En immobilier d’entreprise, les étapes juridiques peuvent sembler complexes, notamment quand il est question de conclure une transaction.
Dans l’attente de la signature de l’acte de vente définitif, lorsqu’elles se sont mises d’accord sur la chose et sur le prix, les deux parties vont généralement s’engager via un avant-contrat : la promesse de vente et le compromis de vente.
Si ces termes peuvent paraître similaires, ils recouvrent en réalité des notions bien distinctes. Décryptage.
La promesse unilatérale de vente : un engagement au conditionnel pour le vendeur
Sa définition et son régime ont été intégrés au Code civil (art 1124) en 2016.
Le vendeur (promettant) s’engage à vendre son bien à un acquéreur potentiel (bénéficiaire), qui dispose d’une option d’achat pendant une durée déterminée.

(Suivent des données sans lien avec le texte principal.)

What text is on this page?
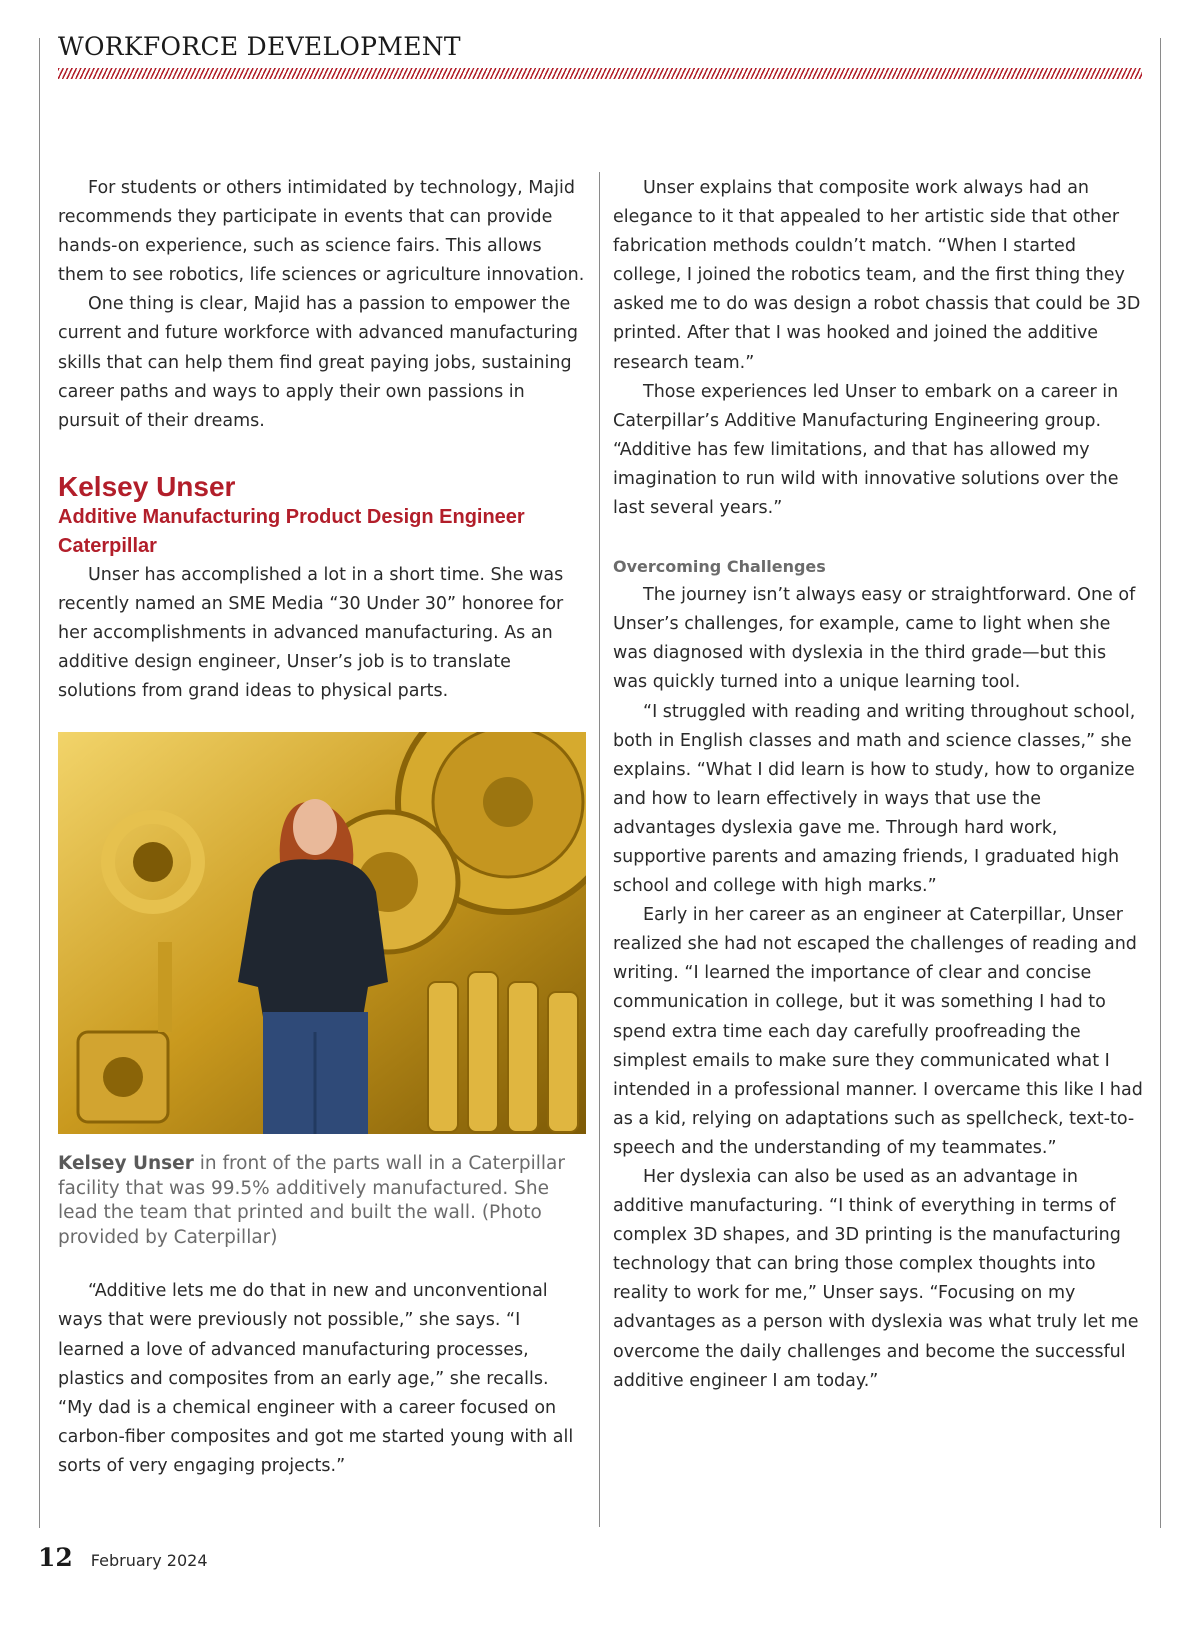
WORKFORCE DEVELOPMENT

For students or others intimidated by technology, Majid recommends they participate in events that can provide hands-on experience, such as science fairs. This allows them to see robotics, life sciences or agriculture innovation.

One thing is clear, Majid has a passion to empower the current and future workforce with advanced manufacturing skills that can help them find great paying jobs, sustaining career paths and ways to apply their own passions in pursuit of their dreams.

Kelsey Unser
Additive Manufacturing Product Design Engineer
Caterpillar

Unser has accomplished a lot in a short time. She was recently named an SME Media “30 Under 30” honoree for her accomplishments in advanced manufacturing. As an additive design engineer, Unser’s job is to translate solutions from grand ideas to physical parts.

Kelsey Unser in front of the parts wall in a Caterpillar facility that was 99.5% additively manufactured. She lead the team that printed and built the wall. (Photo provided by Caterpillar)

“Additive lets me do that in new and unconventional ways that were previously not possible,” she says. “I learned a love of advanced manufacturing processes, plastics and composites from an early age,” she recalls. “My dad is a chemical engineer with a career focused on carbon-fiber composites and got me started young with all sorts of very engaging projects.”

Unser explains that composite work always had an elegance to it that appealed to her artistic side that other fabrication methods couldn’t match. “When I started college, I joined the robotics team, and the first thing they asked me to do was design a robot chassis that could be 3D printed. After that I was hooked and joined the additive research team.”

Those experiences led Unser to embark on a career in Caterpillar’s Additive Manufacturing Engineering group. “Additive has few limitations, and that has allowed my imagination to run wild with innovative solutions over the last several years.”

Overcoming Challenges

The journey isn’t always easy or straightforward. One of Unser’s challenges, for example, came to light when she was diagnosed with dyslexia in the third grade—but this was quickly turned into a unique learning tool.

“I struggled with reading and writing throughout school, both in English classes and math and science classes,” she explains. “What I did learn is how to study, how to organize and how to learn effectively in ways that use the advantages dyslexia gave me. Through hard work, supportive parents and amazing friends, I graduated high school and college with high marks.”

Early in her career as an engineer at Caterpillar, Unser realized she had not escaped the challenges of reading and writing. “I learned the importance of clear and concise communication in college, but it was something I had to spend extra time each day carefully proofreading the simplest emails to make sure they communicated what I intended in a professional manner. I overcame this like I had as a kid, relying on adaptations such as spellcheck, text-to-speech and the understanding of my teammates.”

Her dyslexia can also be used as an advantage in additive manufacturing. “I think of everything in terms of complex 3D shapes, and 3D printing is the manufacturing technology that can bring those complex thoughts into reality to work for me,” Unser says. “Focusing on my advantages as a person with dyslexia was what truly let me overcome the daily challenges and become the successful additive engineer I am today.”

12 February 2024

Qui s’engage ? Le vendeur uniquement.
Et l’acquéreur ? Il reste libre d’acquérir ou de ne pas acquérir dans le délai. Le vendeur est quant à lui définitivement engagé. La levée d’option, dans le délai, transforme la promesse unilatérale en vente parfaite.
Un versement à la signature ? 5 à 10 % du prix (indemnité d’immobilisation), versé par l’acquéreur et bloqué chez le notaire pour sécuriser l’option.
L’engagement du vendeur est caduc une fois expiré le délai fixé dans la promesse de vente. L’acquéreur devra alors verser au vendeur l’indemnité d’immobilisation si l’ensemble des conditions suspensives sont réalisées et si l’indemnité est mentionnée dans l’acte.
Le compromis de vente : un engagement réciproque ferme et définitif
Qui s’engage ? Un compromis est considéré comme un contrat synallagmatique, c’est-à-dire qu’il engage les deux parties. Une fois l’ensemble des conditions suspensives réalisées, la vente est parfaite entre les parties.
Et l’acquéreur ? Il est obligé d’acheter, sauf levée de conditions suspensives.
Un versement à la signature ? 5 à 10 % du prix par l’acquéreur (clause pénale) et bloqué chez le notaire. Aucune “indemnité d’immobilisation” ne doit être mentionnée dans un compromis de vente, au risque que le juge requalifie le contrat en promesse unilatérale.
Quelles différences clés ? La force de l’engagement principalement.
La promesse de vente :
- Elle offre une sécurité à l’acquéreur, qui n’est pas encore fermement engagé tant qu’il n’a pas levé l’option. Il pourra ne pas acquérir pour des motifs qui n’auraient pas pu être stipulés en condition suspensive.
- Elle apporte une garantie d’indemnisation au vendeur.
- Si l’ensemble des conditions suspensives est réalisé, l’acquéreur peut ne pas conclure la vente en abandonnant son indemnité d’immobilisation. De son côté, le vendeur reprend sa liberté de vendre à autrui dès la promesse expirée.
Le compromis de vente :
- Il apporte une sécurité au vendeur, l’acquéreur étant engagé dès sa signature.
- Il comporte une incertitude judiciaire en cas de refus de l’une ou l’autre des parties de signer l’acte authentique de vente.
C’est un contrat couramment pratiqué dans le secteur résidentiel.
En conclusion, le choix entre promesse unilatérale et compromis est extrêmement important même si dans la pratique de l’immobilier d’entreprise, les acteurs choisissent dans la grande majorité des cas la promesse unilatérale.
Conseil : se faire accompagner
Que vous soyez vendeur ou acquéreur, il est essentiel de bien comprendre ces outils juridiques, leurs subtilités et leurs conséquences. Faire appel à un professionnel de l’immobilier d’entreprise permet d’éviter les pièges et de sécuriser votre transaction.